Xavier Boyen (PhD student)
Raya Fratkina (Masters student)
(Professor Daphne Koller)
When dealing with a dynamic process, we are typically interested in keeping track of where we are, and in predicting where we will be in the future. When the dynamic process is stochastic and partially observable, as it invariably is, the best we can hope for is to have accurate beliefs about the state of the system. Thus, we want to maintain a belief state: a probability distribution over the possible states the system can be in. When the state space is large (or infinite), it is typically impossible to maintain a completely accurate representation of the belief state. In this paper, we investigate the possibility of maintaining a more compact belief state, i.e., we maintain a distribution over states using a more compact representation than a full joint distribution.
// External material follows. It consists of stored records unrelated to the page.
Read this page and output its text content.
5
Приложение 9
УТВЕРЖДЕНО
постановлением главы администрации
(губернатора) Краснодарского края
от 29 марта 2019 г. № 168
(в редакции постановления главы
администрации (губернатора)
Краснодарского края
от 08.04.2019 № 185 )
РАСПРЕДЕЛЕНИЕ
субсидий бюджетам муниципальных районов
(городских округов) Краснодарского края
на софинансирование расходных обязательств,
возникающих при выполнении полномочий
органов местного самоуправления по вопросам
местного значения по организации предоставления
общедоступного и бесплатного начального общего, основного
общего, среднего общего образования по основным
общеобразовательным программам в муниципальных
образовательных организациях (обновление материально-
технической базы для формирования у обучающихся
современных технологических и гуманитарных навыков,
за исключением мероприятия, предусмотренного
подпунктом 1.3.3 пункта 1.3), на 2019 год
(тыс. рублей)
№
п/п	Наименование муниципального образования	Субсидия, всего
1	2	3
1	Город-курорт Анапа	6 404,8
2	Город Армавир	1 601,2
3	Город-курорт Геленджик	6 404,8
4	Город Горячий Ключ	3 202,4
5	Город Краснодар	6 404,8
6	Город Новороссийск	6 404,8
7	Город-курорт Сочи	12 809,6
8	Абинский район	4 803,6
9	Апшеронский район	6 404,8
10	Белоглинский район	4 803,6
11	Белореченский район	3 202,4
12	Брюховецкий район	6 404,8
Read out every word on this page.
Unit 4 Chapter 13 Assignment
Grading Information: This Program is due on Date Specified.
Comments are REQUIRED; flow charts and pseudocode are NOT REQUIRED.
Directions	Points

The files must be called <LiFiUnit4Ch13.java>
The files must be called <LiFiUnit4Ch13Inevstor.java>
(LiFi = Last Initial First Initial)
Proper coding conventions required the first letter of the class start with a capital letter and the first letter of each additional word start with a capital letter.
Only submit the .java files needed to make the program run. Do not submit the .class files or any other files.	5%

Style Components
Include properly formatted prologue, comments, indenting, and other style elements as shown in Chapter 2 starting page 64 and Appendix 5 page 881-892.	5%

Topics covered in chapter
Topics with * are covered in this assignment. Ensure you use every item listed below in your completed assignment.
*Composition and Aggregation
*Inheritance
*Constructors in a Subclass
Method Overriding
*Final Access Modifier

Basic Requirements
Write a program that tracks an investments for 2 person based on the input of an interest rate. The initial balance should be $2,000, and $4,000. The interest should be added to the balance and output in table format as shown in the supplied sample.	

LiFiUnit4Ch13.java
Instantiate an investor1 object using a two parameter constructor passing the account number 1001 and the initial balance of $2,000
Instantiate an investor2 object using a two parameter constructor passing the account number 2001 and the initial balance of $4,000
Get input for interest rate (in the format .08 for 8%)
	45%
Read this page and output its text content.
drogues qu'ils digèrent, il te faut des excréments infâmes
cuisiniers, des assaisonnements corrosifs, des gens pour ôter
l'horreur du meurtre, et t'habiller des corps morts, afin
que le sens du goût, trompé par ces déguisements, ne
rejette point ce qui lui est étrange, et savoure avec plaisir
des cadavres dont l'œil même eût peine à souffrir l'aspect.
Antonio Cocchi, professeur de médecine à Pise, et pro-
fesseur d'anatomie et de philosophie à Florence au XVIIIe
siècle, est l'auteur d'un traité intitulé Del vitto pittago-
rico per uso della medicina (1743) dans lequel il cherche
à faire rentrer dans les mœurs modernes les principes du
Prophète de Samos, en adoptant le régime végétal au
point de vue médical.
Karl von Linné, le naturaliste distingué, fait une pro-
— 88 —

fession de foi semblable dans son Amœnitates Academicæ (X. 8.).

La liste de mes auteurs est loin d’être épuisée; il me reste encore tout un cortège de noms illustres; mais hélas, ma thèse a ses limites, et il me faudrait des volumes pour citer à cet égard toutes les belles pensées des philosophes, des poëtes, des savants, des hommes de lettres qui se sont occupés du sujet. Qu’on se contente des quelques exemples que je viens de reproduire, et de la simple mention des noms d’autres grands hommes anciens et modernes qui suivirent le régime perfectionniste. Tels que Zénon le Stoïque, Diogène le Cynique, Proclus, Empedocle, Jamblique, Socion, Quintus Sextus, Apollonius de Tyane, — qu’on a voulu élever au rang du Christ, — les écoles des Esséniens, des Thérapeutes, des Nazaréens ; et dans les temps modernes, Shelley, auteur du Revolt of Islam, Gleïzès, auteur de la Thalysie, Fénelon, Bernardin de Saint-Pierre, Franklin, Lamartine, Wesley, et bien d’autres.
A more compact representation is more limited, and is therefore typically incapable of representing the correct belief state. Thus, the distribution that we maintain is necessarily only an approximation to the true belief state.
One risk of maintaining an approximate belief state is that the errors accumulate over time, eventually resulting in a distribution which is very far away from the true distribution. We have recently shown that, in many processes, this problem does not arise. If at each phase, the error introduced by the restricted representation is bounded, the overall error remains bounded over time indefinitely. Empirical results strongly support this theoretical conclusion.
In parallel, we are exploring compact representations of the belief state which are suited to the structure arising in real-world domains. We are experimenting with various representations, and comparing the resulting error. Our aim is to construct a representation which is suited to dealing with processes which are almost decomposable, i.e., processes composed of weakly interacting entities.